In particular, if you make complicated plans with someone without clarifying the differences between your models, and then you go off and do your part of the plan using your private model (which you never shared) and take actions that your partner didn’t expect and are harmed by, then they might feel pretty betrayed—as if you were an enemy who was only pretending to be their collaborator all along. Which is kind of what happened. You never got on the same page. As Sarah Constantin explains in another 2018-Review-nominated post, the process of getting on the same page is not a punishment!
This model of communication describes what LW would ideally be all about. Have mentally referenced this several times.
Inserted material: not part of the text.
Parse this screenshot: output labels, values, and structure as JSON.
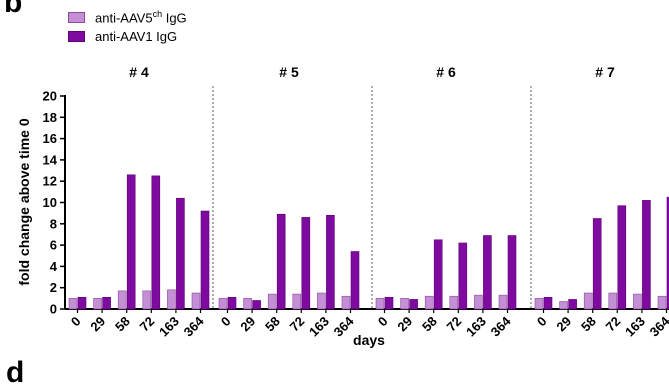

I generally got value of this post’s crisp explanation. In particular, the notion that “model driven information-exchange” can result in people forming new beliefs that are more extreme that either person started with, rather than necessarily “averaging their beliefs together”, was something I hadn’t really considered before.